Looking at the developments in recent years whereby more and more countries require their international schools to offer parts of the local curriculum and/or devote a substantial part of the curriculum time to learning/maintaining and improving the local language, I can only see the need for multilingual education increasing.
The importance of English as the international lingua franca, and the proven value of international education being uncontested in a more and more globalised world, it will, in the future, have to be balanced more and more against the need for the continued development of local languages and, with it, cultures and heritages. In order to keep, for posterity, the diversity which over time has made the people of the world as uniquely creative as they have been, as de facto net contributors to what we now quite rightly call the beauty of planet Earth, it will be indispensable for children to learn both in their local languages as well as in English.
Against this background and given the notable differences amongst existing education systems due to cultural conventions and priorities, the success of any multilingual education will largely depend on the ability and capacity to create multicultural, indeed intercultural awareness and understanding.
As the Vice Chair of the Council of British International Schools (COBIS), what role do you see international schools playing in the Middle East’s education ecosystem?
If recent developments are anything to go by, I would assign to international education an essential role in the educational ecosystem of the Middle East. The reasons are the following and they have all been identified across the region:
- Due to cognitive diversity, which is so integral to the education delivered in international schools, they will always have an immense potential for innovation which is not only encouraged but also promoted and supported by international membership organisations such as COBIS, CIS [Council of International Schools], NEASC [New England Association of Schools and Colleges] and others.
- The immense thirst for novelty and innovation in Middle Eastern countries, their openness to change, and the funds they are prepared to make available for improving educational standards and outcomes.
- The ever-increasing need for more international schools due to the region’s ambition and desire to be leading internationally in a large variety of fields.
- The still conservative, but now noticeable increasing interest in improving local education systems by learning from high-performing international schools.
- The clear attempts that are now being made to make it easier for international schools to settle in the Middle East and contribute to the educational landscape.

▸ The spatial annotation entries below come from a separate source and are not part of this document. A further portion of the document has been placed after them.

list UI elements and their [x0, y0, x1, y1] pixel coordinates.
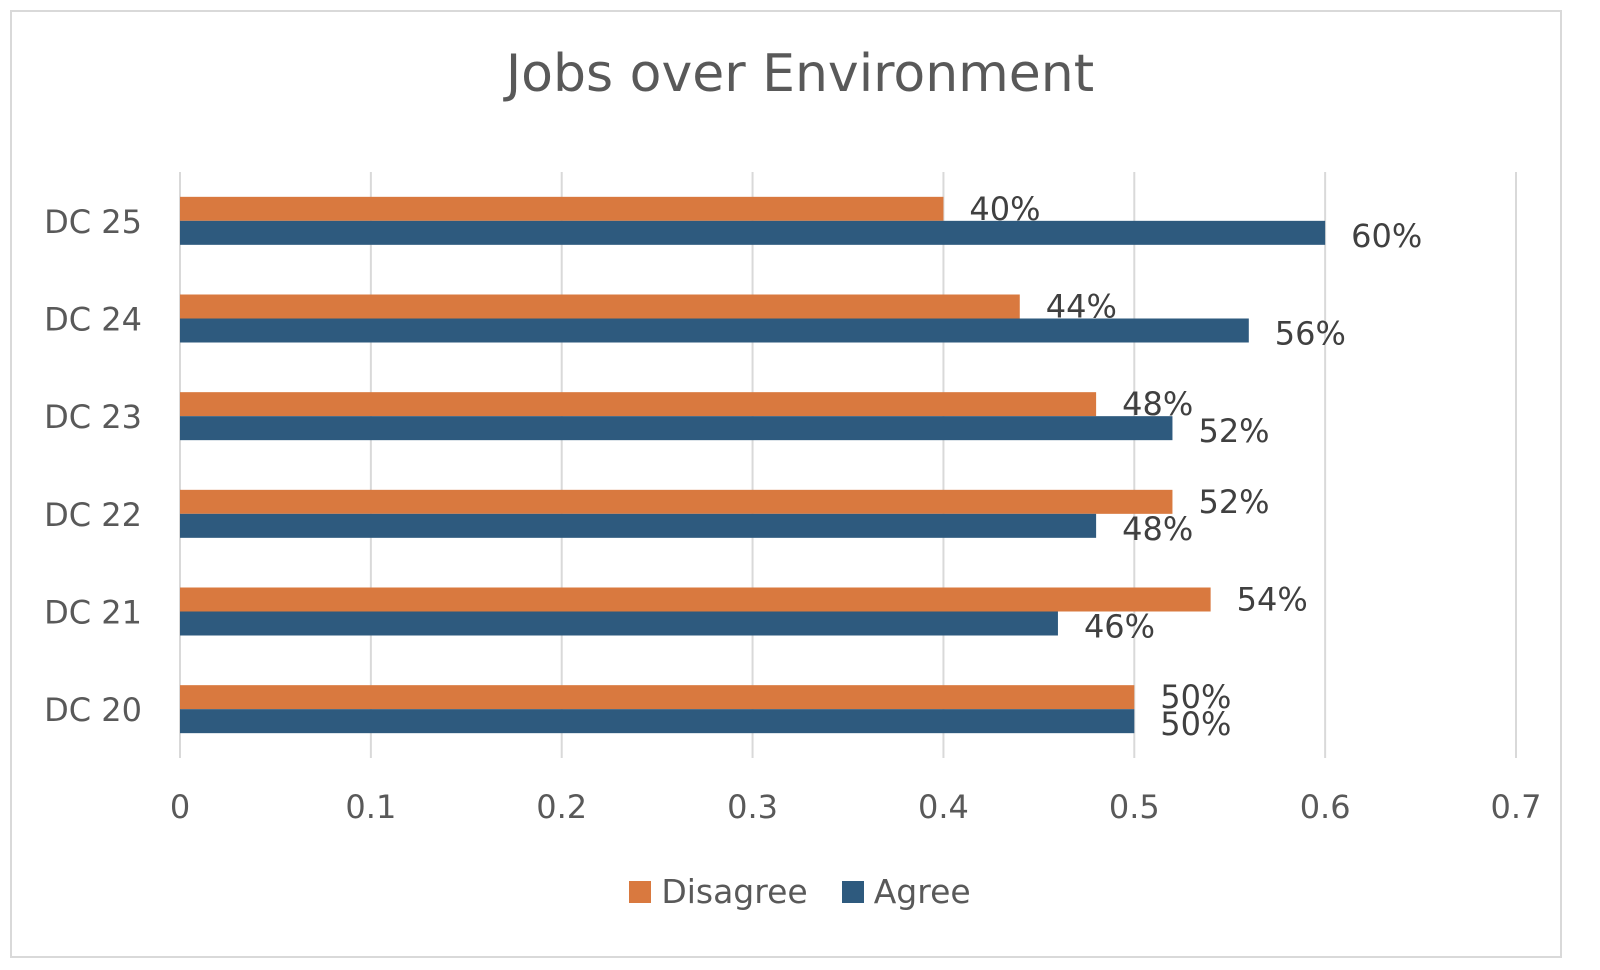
- chart-title: Jobs over Environment: [505, 44, 1095, 104]
- data-label: 56%: [1275, 315, 1346, 353]
- legend-swatch-disagree: [629, 880, 652, 903]
- x-tick-label: 0.2: [536, 788, 587, 826]
- bar-disagree: [180, 392, 1097, 417]
- x-tick-label: 0.4: [918, 788, 969, 826]
- data-label: 60%: [1351, 217, 1422, 255]
- bar-agree: [180, 318, 1249, 343]
- data-label: 48%: [1122, 510, 1193, 548]
- y-category-label: DC 23: [44, 398, 142, 436]
- data-label: 50%: [1160, 678, 1231, 716]
- y-category-label: DC 22: [44, 496, 142, 534]
- data-label: 46%: [1084, 608, 1155, 646]
- bar-agree: [180, 709, 1135, 734]
- bar-agree: [180, 611, 1058, 636]
- x-tick-label: 0: [170, 788, 190, 826]
- bar-disagree: [180, 685, 1135, 710]
- bar-disagree: [180, 294, 1020, 319]
- legend: Disagree Agree: [0, 872, 1600, 911]
- legend-label-disagree: Disagree: [661, 872, 808, 911]
- y-category-label: DC 21: [44, 594, 142, 632]
- legend-item-disagree: Disagree: [629, 872, 808, 911]
- x-tick-label: 0.3: [727, 788, 778, 826]
- x-tick-label: 0.6: [1300, 788, 1351, 826]
- data-label: 52%: [1198, 412, 1269, 450]
- data-label: 52%: [1198, 483, 1269, 521]
- bar-agree: [180, 513, 1097, 538]
- bar-disagree: [180, 489, 1173, 514]
- bar-disagree: [180, 587, 1211, 612]
- data-label: 50%: [1160, 705, 1231, 743]
- chart-frame: [10, 10, 1562, 958]
- legend-swatch-agree: [841, 880, 864, 903]
- x-tick-label: 0.1: [345, 788, 396, 826]
- bar-agree: [180, 220, 1326, 245]
- data-label: 54%: [1237, 581, 1308, 619]
- legend-label-agree: Agree: [873, 872, 971, 911]
- legend-item-agree: Agree: [841, 872, 971, 911]
- x-tick-label: 0.7: [1491, 788, 1542, 826]
- y-category-label: DC 25: [44, 203, 142, 241]
- bar-agree: [180, 416, 1173, 441]
- bar-disagree: [180, 196, 944, 221]
- x-tick-label: 0.5: [1109, 788, 1160, 826]
- y-category-label: DC 24: [44, 301, 142, 339]
- y-category-label: DC 20: [44, 691, 142, 729]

- The clearly emerging signs to be less restrictive to international schools, to evaluate them according to the standards to which their home countries aspire, ie to assess them against the best outside the Middle East, and to then learn from them. International schools are more and more seen as an opportunity rather than a threat.
How do you stay updated on the latest trends and advancements in education, and what’s your advice to teachers to stay on top of their game?
‘Reading, reading and more reading’ (V.I. Lenin) and its more popular 21st century derivatives/alternatives, ie social media (following educational researchers and edrupters), podcasts as well as attending and contributing to educational conferences all over the world.